As we see it, the BIG bottom line message is that the Fed is
creating the impression or perception of healing in pockets of the
US
credit market. For those not willing to or literally unable
to understand what is happening behind the scenes, many a headline
credit market perception is actually a misperception when a light
is actually shown on the facts of these various market segments.
Where the Fed is involved, the perception of healing or
stabilization can be created. Where they are not involved
(corporate markets), continued stress is still plainly visible.
In the endgame, we believe credit market investors are smart.
They are less emotional than equity investors. We believe
many know exactly what is going on and the true character of
supposed healing that has taken place with the Fed sticking all of
its fingers in the
US
credit market dike that has cracked and has certainly not been
repaired.
Alternatively, we believe
equity investors caught up in the momentum of the moment need to
keep a sharp eye on exactly what is happening in the credit
markets. After all, the Fed/Treasury/Administration is
compelling us to do so as they constantly focus on
“unfreezing” the credit markets. Absent the influence of
the Fed, these markets are not yet recovering. Absent the
Fed, the credit market patient is unable to get out of bed and
walk on his/her own. Let’s just hope equity investors have
it dead right in their happy anticipation in recent months.
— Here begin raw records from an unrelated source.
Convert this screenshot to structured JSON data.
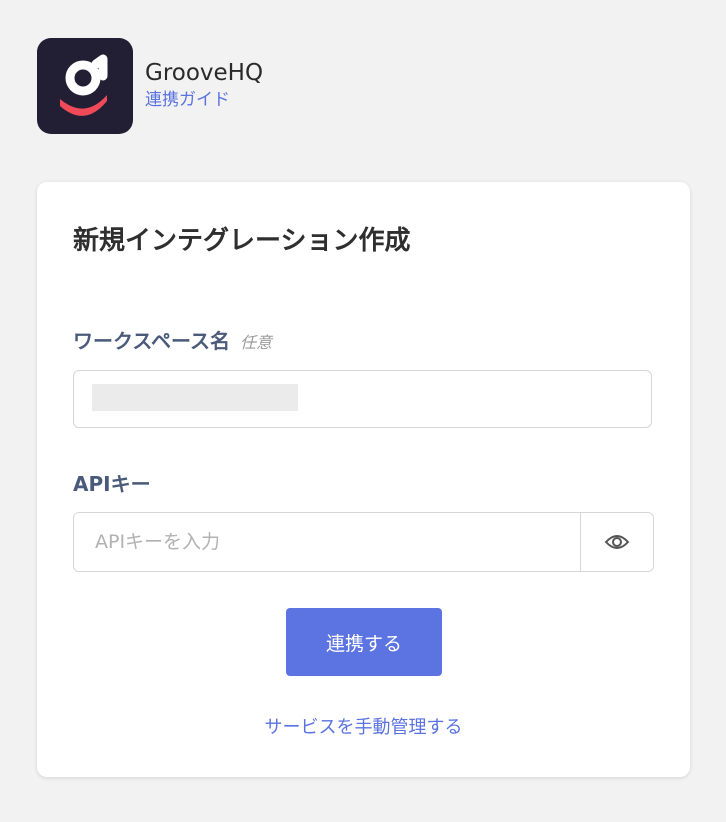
{
  "app": {
    "name": "GrooveHQ",
    "guide_link": "連携ガイド"
  },
  "form": {
    "title": "新規インテグレーション作成",
    "workspace": {
      "label": "ワークスペース名",
      "optional": "任意"
    },
    "api_key": {
      "label": "APIキー",
      "placeholder": "APIキーを入力"
    },
    "submit_label": "連携する",
    "manual_link": "サービスを手動管理する"
  },
  "icons": {
    "app_logo": "groove-logo-icon",
    "reveal": "eye-icon"
  },
  "colors": {
    "accent": "#5c74e2",
    "link": "#5a73e0",
    "logo_background": "#221e33",
    "logo_accent": "#f04a58"
  }
}
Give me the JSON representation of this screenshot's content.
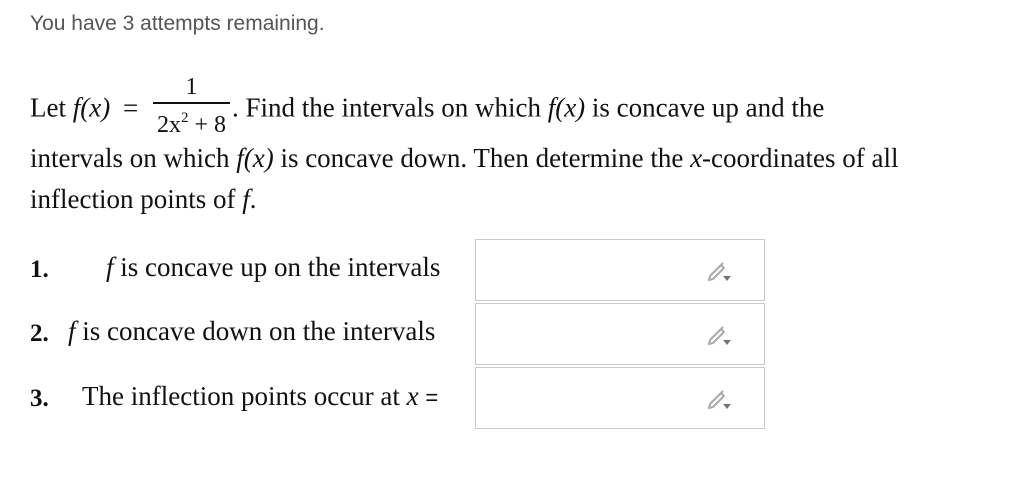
{
  "attempts_text": "You have 3 attempts remaining.",
  "problem": {
    "let_text": "Let",
    "f_of_x": "f(x)",
    "equals": "=",
    "numerator": "1",
    "denominator_lead": "2x",
    "denominator_exp": "2",
    "denominator_tail": " + 8",
    "after_fraction": ". Find the intervals on which",
    "clause_end_line1": "is concave up and the",
    "line2_start": "intervals on which",
    "line2_mid": "is concave down. Then determine the",
    "x_var": "x",
    "line2_end": "-coordinates of all",
    "line3_start": "inflection points of",
    "f_var": "f",
    "period": "."
  },
  "questions": [
    {
      "number": "1.",
      "f_var": "f",
      "text": "is concave up on the intervals"
    },
    {
      "number": "2.",
      "f_var": "f",
      "text": "is concave down on the intervals"
    },
    {
      "number": "3.",
      "text": "The inflection points occur at",
      "x_var": "x",
      "equals": "="
    }
  ],
  "answers": [
    {
      "value": "",
      "icon": "pencil-dropdown-icon"
    },
    {
      "value": "",
      "icon": "pencil-dropdown-icon"
    },
    {
      "value": "",
      "icon": "pencil-dropdown-icon"
    }
  ],
  "colors": {
    "text": "#111111",
    "muted": "#555555",
    "border": "#c9c9c9",
    "icon": "#aaaaaa"
  }
}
For if what they are discounting is correct, especially in
financial sector issues, the
US
credit markets should very soon be involved in a Lazarus event –
an immediate rising from the dead. But for now, it’s
really the Fed holding up the credit markets, from which they
cannot have a current exit plan by any stretch of the imagination.
The credit markets ARE the issue for the current cycle. We
need to keep this firmly in mind. We’ll be updating this
analysis intermittently as we move through 2009.